The man is talented, no question.

raidergirl3 said...

I've been quoted!

Barbara Bruederlin said...

I can't think of anything more terrifying than reviewing a friend's works. I am more relieved than I should be to hear that it was that good.

John Mutford said...

Tanabata: We did have good Christmas. It's been emotionally up and down for me, but made me all the more appreciative of family.

Teddy: It is available to read for free online.

Christine: I remember reading that interview actually. Good job.

Beth: It might be a little hard to come by (unless Steve sends you a copy or you read it online). You can't buy it at Amazon or Chapters, but it is available at the

Corey: Agreed! Now I need to track down your book.
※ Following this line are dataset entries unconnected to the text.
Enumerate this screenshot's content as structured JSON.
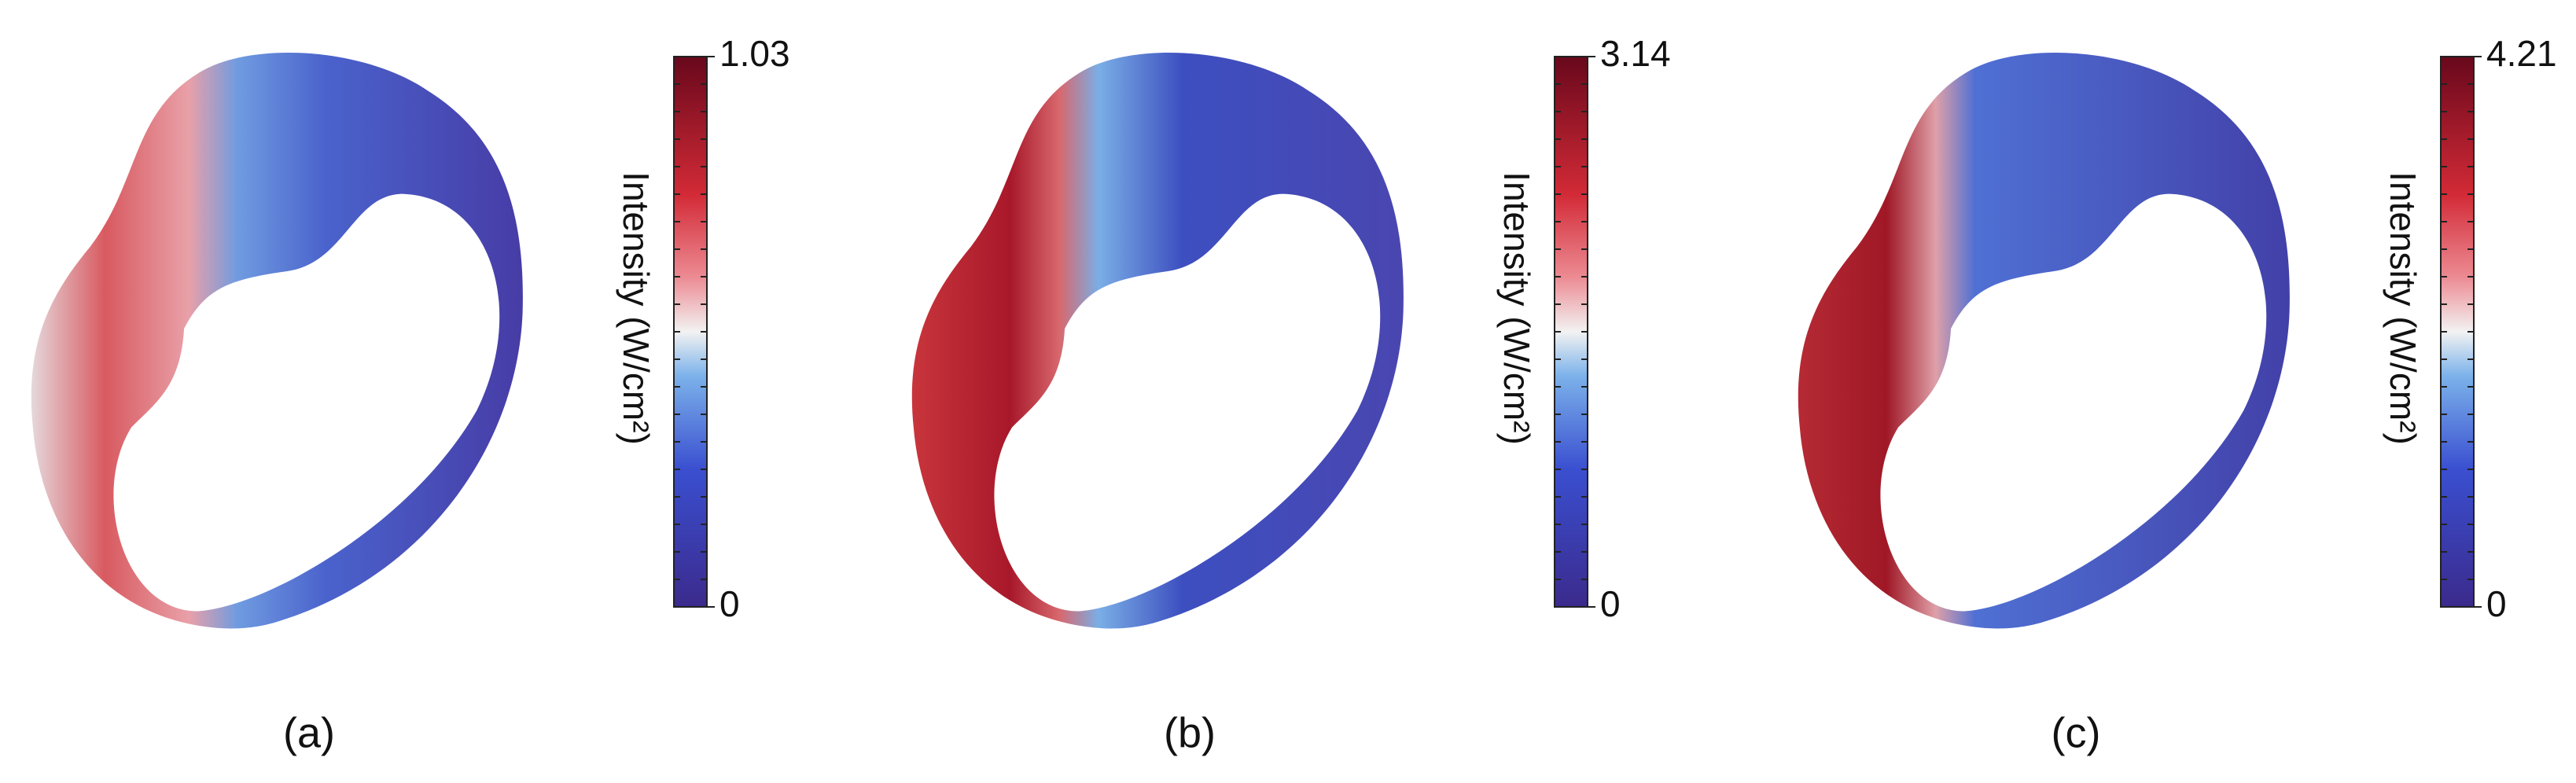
{
  "panels": [
    {
      "label": "(a)",
      "colorbar": {
        "label": "Intensity (W/cm²)",
        "ticks": [
          0,
          1.03
        ]
      }
    },
    {
      "label": "(b)",
      "colorbar": {
        "label": "Intensity (W/cm²)",
        "ticks": [
          0,
          3.14
        ]
      }
    },
    {
      "label": "(c)",
      "colorbar": {
        "label": "Intensity (W/cm²)",
        "ticks": [
          0,
          4.21
        ]
      }
    }
  ]
}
Raidergirl: Don't celebrate until I plagiarize you.

Barbara: Beyond relieved.

Anonymous said...

Sounds like a great read - as soon as I finish commenting I am going to see if my local library has a copy. :) You know, because I don't have 200+ other Canadian books to read.

Late Nights on Air was my favourite book from this year - something about the descriptions of the North always stir something powerful in me. When I was a child we went to Tuktoyaktuk and I have always wanted to spend more time "up there".

Anonymous said...

I'm a fan of all things "northern", and this book definitely sounds appealing.